I am creating a sample of 3 observations with 3 values. I would like to then combine them into one observation and determine the frequency of duplicate values but would like to know what values are duplicated how many times. For example, "59741111" is duplicated 3 times and "29611022" is duplicated twice. Thank you very much.
set.seed(10231995) df <- t(replicate(3, sample(id, 3, replace=FALSE, prob=NULL))) df
Result
[,1] [,2] [,3]
[1,] "59741111" "73380703" "29611022"
[2,] "59741111" "70470420" "59741111"
[3,] "33360105" "29611022" "32080517"
Desired result
[,1] [,2] [,3] [,4] [,5] [,6] [,7] [,8] [,9]

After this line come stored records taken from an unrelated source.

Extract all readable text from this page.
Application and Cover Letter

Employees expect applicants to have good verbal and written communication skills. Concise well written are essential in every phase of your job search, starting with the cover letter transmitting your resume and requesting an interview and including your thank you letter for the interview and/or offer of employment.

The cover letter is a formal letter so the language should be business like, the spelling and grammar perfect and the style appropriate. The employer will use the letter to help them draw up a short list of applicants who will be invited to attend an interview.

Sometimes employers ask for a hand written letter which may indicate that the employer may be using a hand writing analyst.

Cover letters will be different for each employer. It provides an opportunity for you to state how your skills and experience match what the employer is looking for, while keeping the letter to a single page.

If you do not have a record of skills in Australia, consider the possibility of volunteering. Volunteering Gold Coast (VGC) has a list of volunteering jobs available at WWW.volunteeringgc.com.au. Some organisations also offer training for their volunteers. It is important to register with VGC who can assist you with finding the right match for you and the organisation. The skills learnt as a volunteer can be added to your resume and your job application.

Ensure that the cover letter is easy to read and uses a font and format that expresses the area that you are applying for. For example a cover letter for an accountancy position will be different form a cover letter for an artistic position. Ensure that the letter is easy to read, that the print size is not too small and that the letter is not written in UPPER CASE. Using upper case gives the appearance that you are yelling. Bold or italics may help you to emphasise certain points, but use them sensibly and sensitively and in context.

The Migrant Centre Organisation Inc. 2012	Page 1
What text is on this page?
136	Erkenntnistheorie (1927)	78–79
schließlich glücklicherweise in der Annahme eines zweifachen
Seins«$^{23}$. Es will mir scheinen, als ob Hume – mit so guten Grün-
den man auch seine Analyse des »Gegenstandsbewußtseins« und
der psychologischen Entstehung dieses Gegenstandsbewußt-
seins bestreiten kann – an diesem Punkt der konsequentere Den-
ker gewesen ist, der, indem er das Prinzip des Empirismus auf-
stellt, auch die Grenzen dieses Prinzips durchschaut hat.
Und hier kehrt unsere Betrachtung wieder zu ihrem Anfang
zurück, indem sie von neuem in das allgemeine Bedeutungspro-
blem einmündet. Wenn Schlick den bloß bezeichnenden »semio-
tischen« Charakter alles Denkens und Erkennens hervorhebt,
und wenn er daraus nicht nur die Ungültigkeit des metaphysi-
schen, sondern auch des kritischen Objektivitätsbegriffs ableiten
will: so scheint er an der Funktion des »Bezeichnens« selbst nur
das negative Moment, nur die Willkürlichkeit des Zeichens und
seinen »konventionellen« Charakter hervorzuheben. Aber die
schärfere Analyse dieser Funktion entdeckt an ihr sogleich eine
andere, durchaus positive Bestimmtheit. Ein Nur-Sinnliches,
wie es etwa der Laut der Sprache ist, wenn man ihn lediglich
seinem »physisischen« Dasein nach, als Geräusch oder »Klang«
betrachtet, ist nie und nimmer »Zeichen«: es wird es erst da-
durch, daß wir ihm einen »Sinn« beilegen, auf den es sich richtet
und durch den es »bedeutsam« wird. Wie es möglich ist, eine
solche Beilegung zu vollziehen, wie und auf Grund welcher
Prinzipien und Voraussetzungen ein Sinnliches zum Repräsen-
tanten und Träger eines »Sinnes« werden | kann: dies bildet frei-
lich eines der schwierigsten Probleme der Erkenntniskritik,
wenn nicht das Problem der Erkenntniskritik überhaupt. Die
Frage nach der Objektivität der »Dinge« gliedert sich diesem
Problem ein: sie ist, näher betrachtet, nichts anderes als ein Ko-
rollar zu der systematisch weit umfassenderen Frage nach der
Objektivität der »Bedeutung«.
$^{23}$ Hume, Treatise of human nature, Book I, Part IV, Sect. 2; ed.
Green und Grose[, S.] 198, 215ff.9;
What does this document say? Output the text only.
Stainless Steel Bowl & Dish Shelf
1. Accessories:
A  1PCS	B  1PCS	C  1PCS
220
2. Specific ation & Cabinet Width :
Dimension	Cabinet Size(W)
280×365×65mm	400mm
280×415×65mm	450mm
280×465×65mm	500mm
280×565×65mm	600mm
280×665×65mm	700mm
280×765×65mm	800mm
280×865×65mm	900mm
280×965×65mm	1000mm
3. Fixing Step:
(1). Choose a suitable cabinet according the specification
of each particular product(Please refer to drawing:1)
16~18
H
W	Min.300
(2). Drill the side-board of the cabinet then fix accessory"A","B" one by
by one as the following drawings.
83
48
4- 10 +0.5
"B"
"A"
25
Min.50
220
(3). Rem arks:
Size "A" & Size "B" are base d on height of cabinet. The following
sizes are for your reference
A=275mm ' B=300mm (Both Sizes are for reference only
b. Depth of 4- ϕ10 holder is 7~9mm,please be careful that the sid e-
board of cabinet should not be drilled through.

"59741111" "73380703" "29611022" "59741111" "70470420" "59741111" "33360105" "29611022" "32080517"
Value freq rel freq
"59741111" 3 .33
"29611022" 2 .22
Best Answer
The "id" variable is not defined in your reproducible example, so I cannot run your code as is. However, I can still help you out. Take a look at the code below:
require(data.table) set.seed(10231995) id <- 1:5 df <- data.table(t(replicate(3, sample(id, 3, replace=FALSE, prob=NULL)))) df df2 <- melt(df) df2 df2[, .N, by=value]
The data.table package in R lets you do a lot of "SQL-like" operations which are what you would be looking for to do these "group-by" calculations to calculate frequency of duplicates, etc.
This data.table tutorial provides a good introduction into how to do these calculations and it explains briefly their syntax.